The technique behind each: 1. In medias res + a withheld turn. It starts mid-action (“she apologized before she told me why”) and ends on an open loop (“her whole face changed”) so the audience has to wait for the answer. 2. Pattern interrupt. It contradicts what your expert audience believes about itself, which forces them to keep listening to resolve the tension. 3. Naming the listener’s private experience. The “you” sequence describes a feeling they’ve had but rarely say out loud, so it feels like you’re reading their mind.
That is stage-ready. Pick the one that fits your energy, say it out loud once to check the rhythm, and you have an opener.
Why this works
Four LLM principles are doing the work here. Learn them and every prompt you write gets sharper:
- Role priming. “You are an expert storytelling coach and speechwriter” tells the model which slice of its training to pull from. “Write me a hook” pulls the bland average of the internet; naming a specific expert pulls the craft. Always assign a role.
- Specificity in, specificity out. The model can only be as specific as your
{{REAL_MOMENT}}. Feed it “a client lacked confidence” and you get a greeting card. Feed it “a client cried ninety seconds into our first call” and you get a scene. The ceiling of the output is set by the concreteness of your input. - Constraints are quality control. The word count, the “start in the middle” rule, and the banned-cliché list each delete a specific failure mode. Telling the model what NOT to do (“don’t invent client results,” “no ‘imagine a world where'”) is as powerful as telling it what to do, and it’s what keeps the hook honest and human.
- Clarifying questions beat guessing. The “ask me up to 3 questions first” line lets the model fill gaps by asking instead of inventing. Generic AI writing usually comes from the model quietly guessing context; this line is the single biggest fix for that.
Do this now
- Copy the prompt above into ChatGPT or Claude.
- Replace the six variables. Spend the most time on
{{REAL_MOMENT}}, make it a real scene, not a summary. - Send it. If it asks clarifying questions, answer them honestly.
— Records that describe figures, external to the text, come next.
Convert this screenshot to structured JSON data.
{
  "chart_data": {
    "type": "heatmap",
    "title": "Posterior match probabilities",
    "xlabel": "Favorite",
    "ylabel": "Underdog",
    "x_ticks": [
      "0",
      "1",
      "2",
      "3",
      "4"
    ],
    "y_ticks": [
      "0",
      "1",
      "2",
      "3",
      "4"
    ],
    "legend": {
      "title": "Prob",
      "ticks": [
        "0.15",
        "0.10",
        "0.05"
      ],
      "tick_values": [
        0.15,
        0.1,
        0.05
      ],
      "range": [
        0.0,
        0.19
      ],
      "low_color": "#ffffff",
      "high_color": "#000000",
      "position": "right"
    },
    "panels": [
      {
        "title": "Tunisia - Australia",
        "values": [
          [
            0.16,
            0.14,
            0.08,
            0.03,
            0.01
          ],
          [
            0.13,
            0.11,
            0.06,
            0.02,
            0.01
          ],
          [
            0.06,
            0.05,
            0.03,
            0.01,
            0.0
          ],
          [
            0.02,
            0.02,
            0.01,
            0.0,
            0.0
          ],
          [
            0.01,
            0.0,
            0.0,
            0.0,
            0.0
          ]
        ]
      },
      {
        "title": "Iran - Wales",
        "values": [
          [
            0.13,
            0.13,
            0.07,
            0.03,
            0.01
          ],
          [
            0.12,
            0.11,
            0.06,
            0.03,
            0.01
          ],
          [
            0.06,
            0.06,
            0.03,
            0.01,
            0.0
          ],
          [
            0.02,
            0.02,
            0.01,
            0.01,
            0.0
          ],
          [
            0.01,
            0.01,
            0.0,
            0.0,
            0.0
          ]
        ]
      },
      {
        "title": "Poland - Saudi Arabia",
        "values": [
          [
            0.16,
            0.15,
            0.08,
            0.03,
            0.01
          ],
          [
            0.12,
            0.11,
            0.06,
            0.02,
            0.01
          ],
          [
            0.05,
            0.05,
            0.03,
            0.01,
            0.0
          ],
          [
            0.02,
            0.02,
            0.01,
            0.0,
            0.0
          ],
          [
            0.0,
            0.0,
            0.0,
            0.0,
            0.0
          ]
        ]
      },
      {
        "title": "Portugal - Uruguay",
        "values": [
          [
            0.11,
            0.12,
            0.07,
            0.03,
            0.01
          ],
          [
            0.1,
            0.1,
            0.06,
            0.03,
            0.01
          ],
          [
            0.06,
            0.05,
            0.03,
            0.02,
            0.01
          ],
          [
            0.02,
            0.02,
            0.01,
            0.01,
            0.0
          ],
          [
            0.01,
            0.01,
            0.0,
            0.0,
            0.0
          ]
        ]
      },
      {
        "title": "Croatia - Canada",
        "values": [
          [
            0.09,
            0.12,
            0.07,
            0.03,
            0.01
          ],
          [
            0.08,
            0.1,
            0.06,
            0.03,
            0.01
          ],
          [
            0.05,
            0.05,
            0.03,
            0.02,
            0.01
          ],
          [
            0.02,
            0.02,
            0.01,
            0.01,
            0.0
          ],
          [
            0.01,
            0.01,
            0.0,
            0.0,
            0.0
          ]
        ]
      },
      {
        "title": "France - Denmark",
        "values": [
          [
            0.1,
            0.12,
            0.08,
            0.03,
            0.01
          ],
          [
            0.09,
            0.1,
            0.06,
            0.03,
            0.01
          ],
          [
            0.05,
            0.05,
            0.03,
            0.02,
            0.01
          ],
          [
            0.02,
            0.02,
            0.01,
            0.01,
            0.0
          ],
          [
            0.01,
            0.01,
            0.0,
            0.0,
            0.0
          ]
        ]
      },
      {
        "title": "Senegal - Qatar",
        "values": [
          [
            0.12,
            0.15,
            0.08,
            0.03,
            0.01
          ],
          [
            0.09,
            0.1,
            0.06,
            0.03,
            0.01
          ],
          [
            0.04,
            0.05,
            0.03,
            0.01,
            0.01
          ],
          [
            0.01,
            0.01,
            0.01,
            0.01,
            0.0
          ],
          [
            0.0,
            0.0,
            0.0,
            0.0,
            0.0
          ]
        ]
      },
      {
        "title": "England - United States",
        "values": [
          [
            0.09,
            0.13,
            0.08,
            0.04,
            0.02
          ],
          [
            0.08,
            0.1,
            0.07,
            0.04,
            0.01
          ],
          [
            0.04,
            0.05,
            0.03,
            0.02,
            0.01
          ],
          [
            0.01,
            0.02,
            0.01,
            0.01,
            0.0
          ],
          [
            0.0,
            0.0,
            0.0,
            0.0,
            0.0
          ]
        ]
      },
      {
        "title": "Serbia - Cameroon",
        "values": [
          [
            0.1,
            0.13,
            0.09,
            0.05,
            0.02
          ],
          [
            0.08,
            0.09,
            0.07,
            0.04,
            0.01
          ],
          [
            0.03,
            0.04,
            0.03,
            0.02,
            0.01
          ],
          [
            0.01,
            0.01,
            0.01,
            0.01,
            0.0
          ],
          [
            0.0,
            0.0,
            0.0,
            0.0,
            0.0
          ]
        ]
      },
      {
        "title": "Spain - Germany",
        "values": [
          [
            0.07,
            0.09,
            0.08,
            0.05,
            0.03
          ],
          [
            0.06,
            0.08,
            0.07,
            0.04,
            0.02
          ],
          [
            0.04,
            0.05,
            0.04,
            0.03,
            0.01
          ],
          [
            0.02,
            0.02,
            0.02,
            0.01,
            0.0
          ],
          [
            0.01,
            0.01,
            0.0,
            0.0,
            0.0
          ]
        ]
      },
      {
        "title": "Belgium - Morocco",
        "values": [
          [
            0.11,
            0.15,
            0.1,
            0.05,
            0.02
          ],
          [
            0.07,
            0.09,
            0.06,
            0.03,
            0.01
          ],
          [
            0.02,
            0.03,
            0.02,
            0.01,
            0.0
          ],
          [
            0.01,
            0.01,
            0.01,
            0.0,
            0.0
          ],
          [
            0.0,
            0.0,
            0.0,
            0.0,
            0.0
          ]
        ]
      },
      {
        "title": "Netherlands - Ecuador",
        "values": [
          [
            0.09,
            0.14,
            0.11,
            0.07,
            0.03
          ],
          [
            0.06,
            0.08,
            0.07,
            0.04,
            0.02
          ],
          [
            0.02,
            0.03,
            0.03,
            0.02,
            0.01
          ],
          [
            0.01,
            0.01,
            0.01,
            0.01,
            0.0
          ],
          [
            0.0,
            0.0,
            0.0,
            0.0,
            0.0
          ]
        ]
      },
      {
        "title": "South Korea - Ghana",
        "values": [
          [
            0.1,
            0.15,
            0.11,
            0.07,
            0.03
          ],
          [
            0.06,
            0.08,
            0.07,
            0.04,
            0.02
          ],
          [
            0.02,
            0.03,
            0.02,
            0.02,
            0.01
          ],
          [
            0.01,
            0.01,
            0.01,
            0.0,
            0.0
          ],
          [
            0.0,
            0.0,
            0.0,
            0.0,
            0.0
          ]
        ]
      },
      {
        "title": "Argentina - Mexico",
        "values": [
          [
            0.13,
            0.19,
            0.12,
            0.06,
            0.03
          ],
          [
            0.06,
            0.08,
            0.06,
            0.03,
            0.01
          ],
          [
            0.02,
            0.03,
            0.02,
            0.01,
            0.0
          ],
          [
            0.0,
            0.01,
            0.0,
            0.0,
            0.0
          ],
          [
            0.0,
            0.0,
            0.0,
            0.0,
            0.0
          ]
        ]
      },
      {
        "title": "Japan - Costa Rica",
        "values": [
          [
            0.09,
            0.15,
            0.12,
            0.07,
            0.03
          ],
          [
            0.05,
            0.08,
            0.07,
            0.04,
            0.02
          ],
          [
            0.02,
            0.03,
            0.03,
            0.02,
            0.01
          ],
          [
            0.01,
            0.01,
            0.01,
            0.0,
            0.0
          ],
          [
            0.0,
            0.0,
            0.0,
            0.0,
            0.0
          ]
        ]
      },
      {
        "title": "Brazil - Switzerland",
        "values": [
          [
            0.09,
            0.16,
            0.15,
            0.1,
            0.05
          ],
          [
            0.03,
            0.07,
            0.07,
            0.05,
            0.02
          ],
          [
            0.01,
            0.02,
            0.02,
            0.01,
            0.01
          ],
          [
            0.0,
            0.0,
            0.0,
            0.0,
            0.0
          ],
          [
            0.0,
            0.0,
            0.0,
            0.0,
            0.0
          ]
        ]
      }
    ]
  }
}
- Read the three hooks out loud. Keep the one that survives your own voice, trim a word or two, and use it.
Pro tips
- Mine one real call. The strongest hooks come from a specific person, a specific room, a specific sentence someone said. Vague memories make vague hooks.
- Keep the clarifying-questions line. For storytelling especially, the model writes better when it knows the audience size and whether you’re addressing a crowd or one person.
- Run it twice with two tones. Generate one warm version and one punchy version, then keep the opener that matches the energy you actually have on stage.
- Build a hook swipe file. Save every opener and every “technique” note it gives you. In a month you’ll have a personal library of moves that fit your audience.